Zwangerschap en arbo(risico’s): zorg dat je tijdig maatregelen treft

De werkgever moet ervoor zorgen dat zwangere medewerkers veilig en gezond kunnen werken in alle fasen van de zwangerschap. Om welke bescherming het gaat, is mede afhankelijk van het soort werk. Het kan bijvoorbeeld gaan om nachtarbeid of blootstelling aan gevaarlijke stoffen en extreme hitte of kou. Aan welke wettelijke eisen moet een bedrijf voldoen?

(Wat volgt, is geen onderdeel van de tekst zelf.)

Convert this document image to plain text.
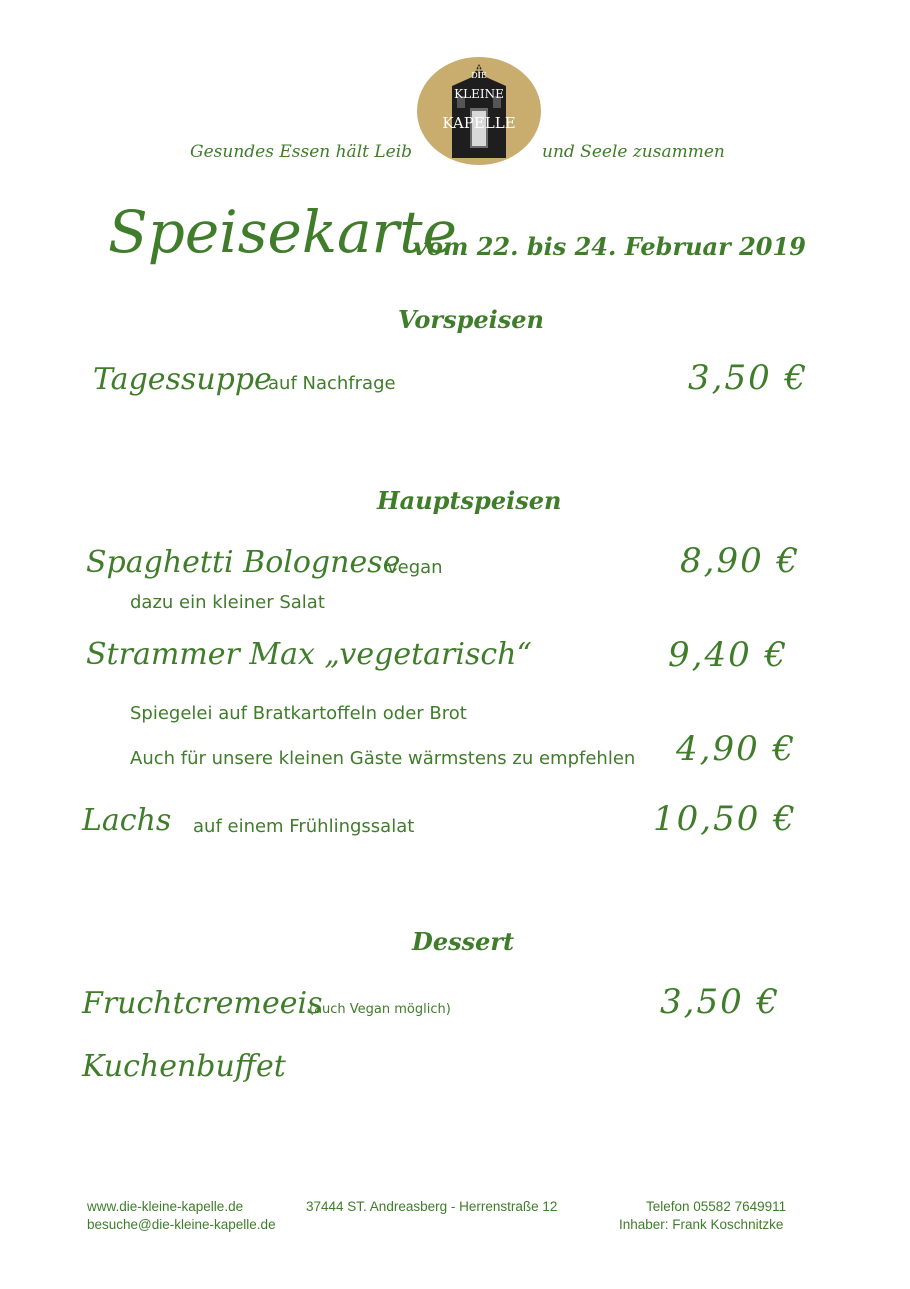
DIE
KLEINE
KAPELLE
Gesundes Essen hält Leib	und Seele zusammen
Speisekarte
vom 22. bis 24. Februar 2019
Vorspeisen
Tagessuppe
auf Nachfrage	3,50 €
Hauptspeisen
Spaghetti Bolognese
vegan
dazu ein kleiner Salat
8,90 €
Strammer Max „vegetarisch“	9,40 €
Spiegelei auf Bratkartoffeln oder Brot
Auch für unsere kleinen Gäste wärmstens zu empfehlen 4,90 €
Lachs auf einem Frühlingssalat	10,50 €
Dessert
Fruchtcremeeis
(auch Vegan möglich)	3,50 €
Kuchenbuffet
www.die-kleine-kapelle.de
besuche@die-kleine-kapelle.de
37444 ST. Andreasberg - Herrenstraße 12	Telefon 05582 7649911
Inhaber: Frank Koschnitzke
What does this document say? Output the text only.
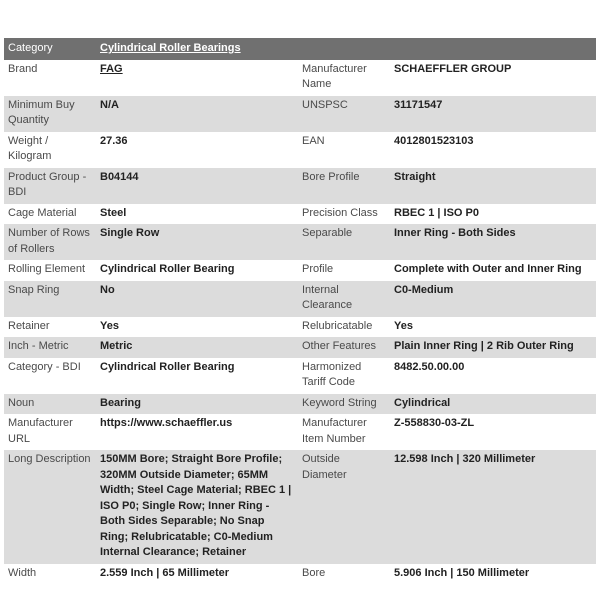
Category	Cylindrical Roller Bearings		
Brand	FAG	Manufacturer Name	SCHAEFFLER GROUP
Minimum Buy Quantity	N/A	UNSPSC	31171547
Weight / Kilogram	27.36	EAN	4012801523103
Product Group - BDI	B04144	Bore Profile	Straight
Cage Material	Steel	Precision Class	RBEC 1 | ISO P0
Number of Rows of Rollers	Single Row	Separable	Inner Ring - Both Sides
Rolling Element	Cylindrical Roller Bearing	Profile	Complete with Outer and Inner Ring
Snap Ring	No	Internal Clearance	C0-Medium
Retainer	Yes	Relubricatable	Yes
Inch - Metric	Metric	Other Features	Plain Inner Ring | 2 Rib Outer Ring
Category - BDI	Cylindrical Roller Bearing	Harmonized Tariff Code	8482.50.00.00
Noun	Bearing	Keyword String	Cylindrical
Manufacturer URL	https://www.schaeffler.us	Manufacturer Item Number	Z-558830-03-ZL
Long Description	150MM Bore; Straight Bore Profile; 320MM Outside Diameter; 65MM Width; Steel Cage Material; RBEC 1 | ISO P0; Single Row; Inner Ring - Both Sides Separable; No Snap Ring; Relubricatable; C0-Medium Internal Clearance; Retainer	Outside Diameter	12.598 Inch | 320 Millimeter
Width	2.559 Inch | 65 Millimeter	Bore	5.906 Inch | 150 Millimeter
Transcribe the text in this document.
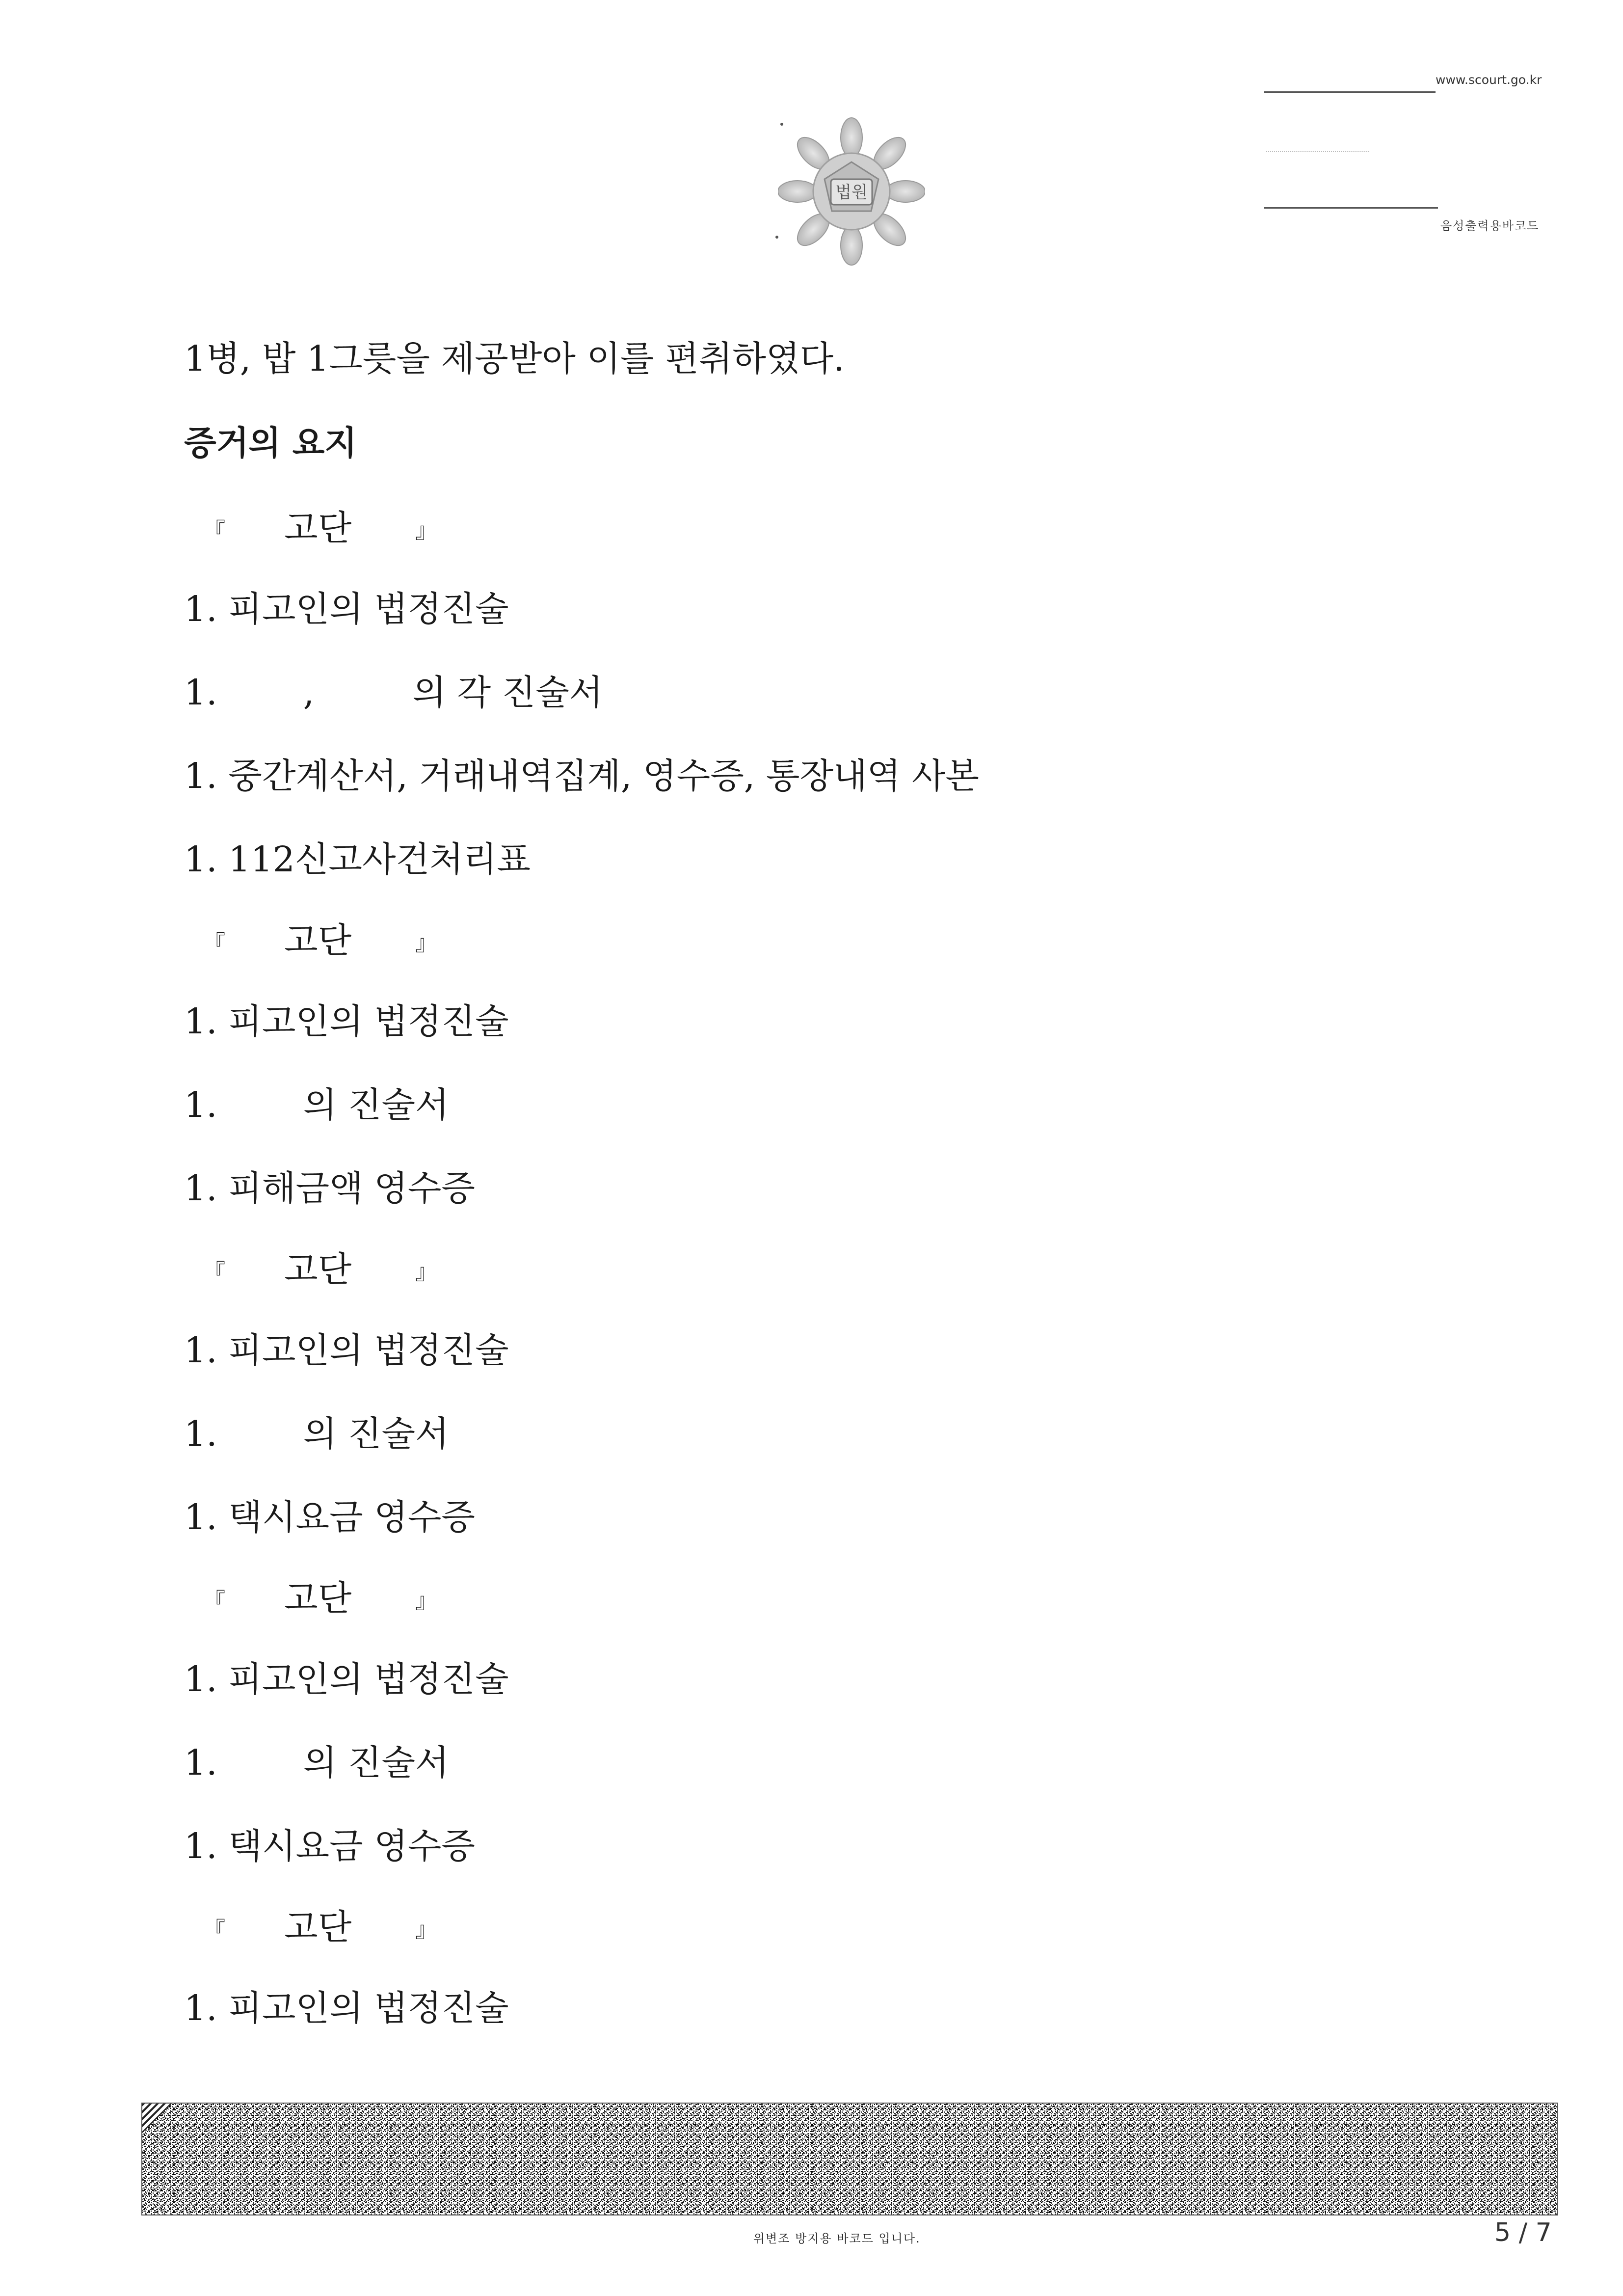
www.scourt.go.kr
음성출력용바코드
법원
1병, 밥 1그릇을 제공받아 이를 편취하였다.
증거의 요지
『 고단	』
1. 피고인의 법정진술
1. ,	의 각 진술서
1. 중간계산서, 거래내역집계, 영수증, 통장내역 사본
1. 112신고사건처리표
『 고단	』
1. 피고인의 법정진술
1. 의 진술서
1. 피해금액 영수증
『 고단	』
1. 피고인의 법정진술
1. 의 진술서
1. 택시요금 영수증
『 고단	』
1. 피고인의 법정진술
1. 의 진술서
1. 택시요금 영수증
『 고단	』
1. 피고인의 법정진술
위변조 방지용 바코드 입니다.	5 / 7
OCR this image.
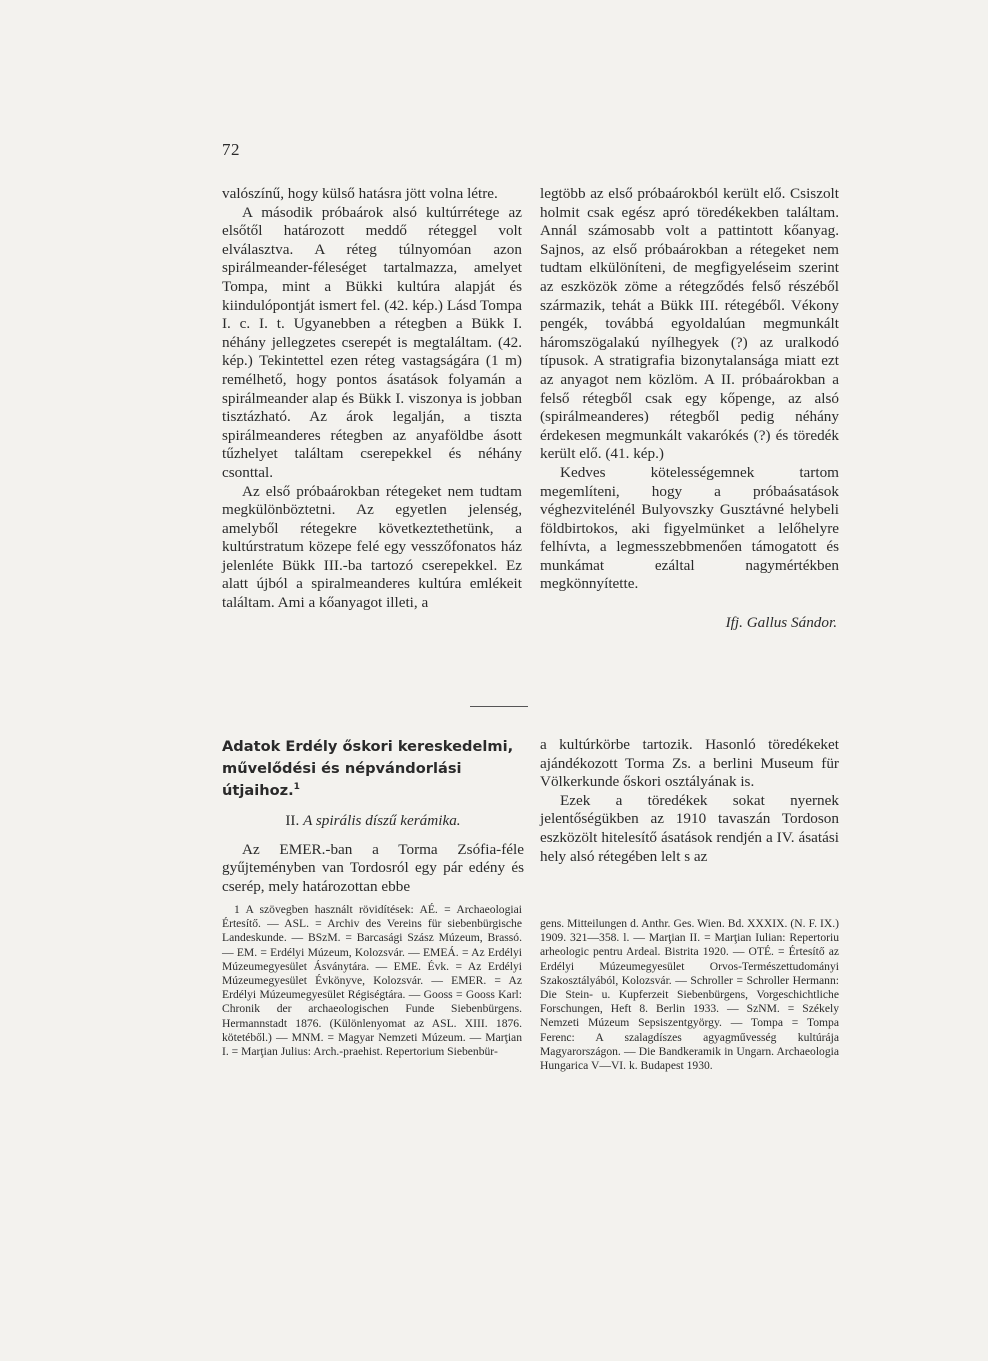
72

valószínű, hogy külső hatásra jött volna létre.

A második próbaárok alsó kultúrrétege az elsőtől határozott meddő réteggel volt elválasztva. A réteg túlnyomóan azon spirálmeander-féleséget tartalmazza, amelyet Tompa, mint a Bükki kultúra alapját és kiindulópontját ismert fel. (42. kép.) Lásd Tompa I. c. I. t. Ugyanebben a rétegben a Bükk I. néhány jellegzetes cserepét is megtaláltam. (42. kép.) Tekintettel ezen réteg vastagságára (1 m) remélhető, hogy pontos ásatások folyamán a spirálmeander alap és Bükk I. viszonya is jobban tisztázható. Az árok legalján, a tiszta spirálmeanderes rétegben az anyaföldbe ásott tűzhelyet találtam cserepekkel és néhány csonttal.

Az első próbaárokban rétegeket nem tudtam megkülönböztetni. Az egyetlen jelenség, amelyből rétegekre következtethetünk, a kultúrstratum közepe felé egy vesszőfonatos ház jelenléte Bükk III.-ba tartozó cserepekkel. Ez alatt újból a spiralmeanderes kultúra emlékeit találtam. Ami a kőanyagot illeti, a

legtöbb az első próbaárokból került elő. Csiszolt holmit csak egész apró töredékekben találtam. Annál számosabb volt a pattintott kőanyag. Sajnos, az első próbaárokban a rétegeket nem tudtam elkülöníteni, de megfigyeléseim szerint az eszközök zöme a rétegződés felső részéből származik, tehát a Bükk III. rétegéből. Vékony pengék, továbbá egyoldalúan megmunkált háromszögalakú nyílhegyek (?) az uralkodó típusok. A stratigrafia bizonytalansága miatt ezt az anyagot nem közlöm. A II. próbaárokban a felső rétegből csak egy kőpenge, az alsó (spirálmeanderes) rétegből pedig néhány érdekesen megmunkált vakarókés (?) és töredék került elő. (41. kép.)

Kedves kötelességemnek tartom megemlíteni, hogy a próbaásatások véghezvitelénél Bulyovszky Gusztávné helybeli földbirtokos, aki figyelmünket a lelőhelyre felhívta, a legmesszebbmenően támogatott és munkámat ezáltal nagymértékben megkönnyítette.

Ifj. Gallus Sándor.

Adatok Erdély őskori kereskedelmi, művelődési és népvándorlási útjaihoz.$^1$

II. A spirális díszű kerámika.

Az EMER.-ban a Torma Zsófia-féle gyűjteményben van Tordosról egy pár edény és cserép, mely határozottan ebbe

a kultúrkörbe tartozik. Hasonló töredékeket ajándékozott Torma Zs. a berlini Museum für Völkerkunde őskori osztályának is.

Ezek a töredékek sokat nyernek jelentőségükben az 1910 tavaszán Tordoson eszközölt hitelesítő ásatások rendjén a IV. ásatási hely alsó rétegében lelt s az

1 A szövegben használt rövidítések: AÉ. = Archaeologiai Értesítő. — ASL. = Archiv des Vereins für siebenbürgische Landeskunde. — BSzM. = Barcasági Szász Múzeum, Brassó. — EM. = Erdélyi Múzeum, Kolozsvár. — EMEÁ. = Az Erdélyi Múzeumegyesület Ásványtára. — EME. Évk. = Az Erdélyi Múzeumegyesület Évkönyve, Kolozsvár. — EMER. = Az Erdélyi Múzeumegyesület Régiségtára. — Gooss = Gooss Karl: Chronik der archaeologischen Funde Siebenbürgens. Hermannstadt 1876. (Különlenyomat az ASL. XIII. 1876. kötetéből.) — MNM. = Magyar Nemzeti Múzeum. — Marţian I. = Marţian Julius: Arch.-praehist. Repertorium Siebenbür-

gens. Mitteilungen d. Anthr. Ges. Wien. Bd. XXXIX. (N. F. IX.) 1909. 321—358. l. — Marţian II. = Marţian Iulian: Repertoriu arheologic pentru Ardeal. Bistrita 1920. — OTÉ. = Értesítő az Erdélyi Múzeumegyesület Orvos-Természettudományi Szakosztályából, Kolozsvár. — Schroller = Schroller Hermann: Die Stein- u. Kupferzeit Siebenbürgens, Vorgeschichtliche Forschungen, Heft 8. Berlin 1933. — SzNM. = Székely Nemzeti Múzeum Sepsiszentgyörgy. — Tompa = Tompa Ferenc: A szalagdíszes agyagművesség kultúrája Magyarországon. — Die Bandkeramik in Ungarn. Archaeologia Hungarica V—VI. k. Budapest 1930.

Een belangrijk instrument is de risico-inventarisatie en evaluatie (RI&E). Aangezien de preventiemedewerker een belangrijke rol in de RI&E heeft, komt het (ook) op het bordje van de preventiemedewerker. Dat betekent niet dat de preventiemedewerker alles zelf moet weten en uitzoeken. In diverse arbocatalogi staan maatregelen en voorbeelden. Ook zijn zaken wettelijk vastgelegd en is er de handreiking Zwangerschap & Werk van de Sociaal Economische Raad (SER) die veel houvast biedt. 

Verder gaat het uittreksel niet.